Page 1 of 1

Reorder Lines Within Line Groups with no consistency

Posted: Fri Oct 08, 2010 4:16 am
by garcle
If you extract raw text from a powerpoint file which has multiple blocks per slide, often the text lines come out in different orders depending on how the slide was created or modified. Is there a way to look for a logical group of lines and re-order the lines within the group (when the lines could be in any order in the group)?
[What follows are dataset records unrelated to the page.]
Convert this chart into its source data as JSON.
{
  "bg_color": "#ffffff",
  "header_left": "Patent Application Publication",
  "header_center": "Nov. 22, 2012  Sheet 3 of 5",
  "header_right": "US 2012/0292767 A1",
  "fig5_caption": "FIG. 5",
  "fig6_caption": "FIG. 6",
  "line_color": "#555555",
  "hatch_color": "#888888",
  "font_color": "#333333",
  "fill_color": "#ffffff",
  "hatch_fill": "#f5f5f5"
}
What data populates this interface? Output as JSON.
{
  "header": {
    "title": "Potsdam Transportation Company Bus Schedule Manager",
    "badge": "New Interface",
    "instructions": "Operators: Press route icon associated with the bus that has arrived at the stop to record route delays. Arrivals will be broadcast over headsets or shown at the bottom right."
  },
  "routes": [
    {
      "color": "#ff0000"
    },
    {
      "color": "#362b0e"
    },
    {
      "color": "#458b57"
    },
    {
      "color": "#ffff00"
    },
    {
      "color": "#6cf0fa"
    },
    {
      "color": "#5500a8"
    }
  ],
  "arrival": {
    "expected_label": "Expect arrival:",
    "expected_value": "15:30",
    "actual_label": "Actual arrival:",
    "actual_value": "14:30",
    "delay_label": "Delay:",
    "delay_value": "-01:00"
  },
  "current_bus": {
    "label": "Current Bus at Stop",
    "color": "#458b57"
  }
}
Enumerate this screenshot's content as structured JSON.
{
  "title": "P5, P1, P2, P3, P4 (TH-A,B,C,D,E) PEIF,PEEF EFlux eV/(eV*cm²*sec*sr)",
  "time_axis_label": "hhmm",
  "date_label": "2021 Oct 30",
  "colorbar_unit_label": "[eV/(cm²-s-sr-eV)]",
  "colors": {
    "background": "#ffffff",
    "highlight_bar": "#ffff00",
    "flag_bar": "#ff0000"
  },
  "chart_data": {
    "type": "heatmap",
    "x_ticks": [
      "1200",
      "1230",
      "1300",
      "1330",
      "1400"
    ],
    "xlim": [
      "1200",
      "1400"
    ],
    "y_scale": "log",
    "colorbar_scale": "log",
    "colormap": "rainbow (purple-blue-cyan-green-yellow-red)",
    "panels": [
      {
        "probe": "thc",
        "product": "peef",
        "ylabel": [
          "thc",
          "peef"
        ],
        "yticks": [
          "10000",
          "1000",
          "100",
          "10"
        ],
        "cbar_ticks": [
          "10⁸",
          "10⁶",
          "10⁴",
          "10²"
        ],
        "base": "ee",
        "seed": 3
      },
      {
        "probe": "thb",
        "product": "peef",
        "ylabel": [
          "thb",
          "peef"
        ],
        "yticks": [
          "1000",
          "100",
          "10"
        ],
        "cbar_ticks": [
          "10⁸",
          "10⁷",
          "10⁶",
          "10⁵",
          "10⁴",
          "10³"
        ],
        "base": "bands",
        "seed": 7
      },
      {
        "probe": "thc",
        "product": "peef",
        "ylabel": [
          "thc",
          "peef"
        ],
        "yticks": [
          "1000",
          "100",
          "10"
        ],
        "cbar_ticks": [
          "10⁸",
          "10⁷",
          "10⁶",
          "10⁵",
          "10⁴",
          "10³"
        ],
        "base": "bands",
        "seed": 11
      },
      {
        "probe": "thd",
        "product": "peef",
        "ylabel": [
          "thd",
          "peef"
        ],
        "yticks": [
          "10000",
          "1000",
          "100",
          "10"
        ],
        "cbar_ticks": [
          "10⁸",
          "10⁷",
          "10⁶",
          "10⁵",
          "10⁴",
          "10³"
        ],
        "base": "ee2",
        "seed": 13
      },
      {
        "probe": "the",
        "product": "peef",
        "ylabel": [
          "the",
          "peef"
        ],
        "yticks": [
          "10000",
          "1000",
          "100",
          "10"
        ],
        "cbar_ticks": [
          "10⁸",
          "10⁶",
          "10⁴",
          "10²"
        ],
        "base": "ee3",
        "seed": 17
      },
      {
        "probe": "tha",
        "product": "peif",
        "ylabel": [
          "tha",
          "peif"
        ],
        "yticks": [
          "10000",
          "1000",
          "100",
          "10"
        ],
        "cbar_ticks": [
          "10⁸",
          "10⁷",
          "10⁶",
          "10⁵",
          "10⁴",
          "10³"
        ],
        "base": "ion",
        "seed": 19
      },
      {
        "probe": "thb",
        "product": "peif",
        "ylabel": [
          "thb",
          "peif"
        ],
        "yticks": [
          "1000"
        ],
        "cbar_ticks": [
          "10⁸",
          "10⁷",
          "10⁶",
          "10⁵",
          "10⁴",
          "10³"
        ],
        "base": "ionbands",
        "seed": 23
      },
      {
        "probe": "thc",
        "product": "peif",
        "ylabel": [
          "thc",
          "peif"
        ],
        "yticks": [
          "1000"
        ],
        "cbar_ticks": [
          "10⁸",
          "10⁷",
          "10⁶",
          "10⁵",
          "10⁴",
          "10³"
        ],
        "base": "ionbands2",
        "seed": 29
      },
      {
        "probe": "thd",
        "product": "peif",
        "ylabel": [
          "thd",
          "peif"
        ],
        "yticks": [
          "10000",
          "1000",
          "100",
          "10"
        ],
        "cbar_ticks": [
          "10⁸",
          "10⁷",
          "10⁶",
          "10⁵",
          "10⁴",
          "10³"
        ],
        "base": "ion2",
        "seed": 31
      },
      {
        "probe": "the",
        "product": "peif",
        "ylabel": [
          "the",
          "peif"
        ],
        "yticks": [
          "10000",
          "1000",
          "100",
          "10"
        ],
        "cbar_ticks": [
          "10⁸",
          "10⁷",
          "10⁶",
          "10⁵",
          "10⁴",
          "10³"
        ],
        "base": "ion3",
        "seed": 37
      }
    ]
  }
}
Example:-

Header: Header 1
Subheader: Sub Header 1
P2:Paragraph2
P1:Paragraph1
Page 1

P1:Paragraph3
Header: header 2
P2:Paragraph4
Subheader: Sub Header 2
Page 2


the Page delimiter delimits each slide text block, that is the only consistency... the output from above should be-

Header: Header 1
Subheader: Sub Header 1
P1:Paragraph1
P2:Paragraph2
Page 1

Header: header 2
Subheader: Sub Header 2
P1:Paragraph3
P2:Paragraph4
Page 2

I'm struggling with how to do this or even if it is possible, I have tried getting all the text down to Page and sending that to a sub filter, then having a series of sub sub filters whihc look for header, sub header, p1 and p2 and simple output them in order, but I end up with just duplicatd the file as it is.
ny advice woudl be much appreciated.

Re: Reorder Lines Within Line Groups with no consistency

Posted: Tue Oct 12, 2010 8:00 am
by DataMystic Support
Can you please zip and upload your filter - and ensure to include text in the trial run area?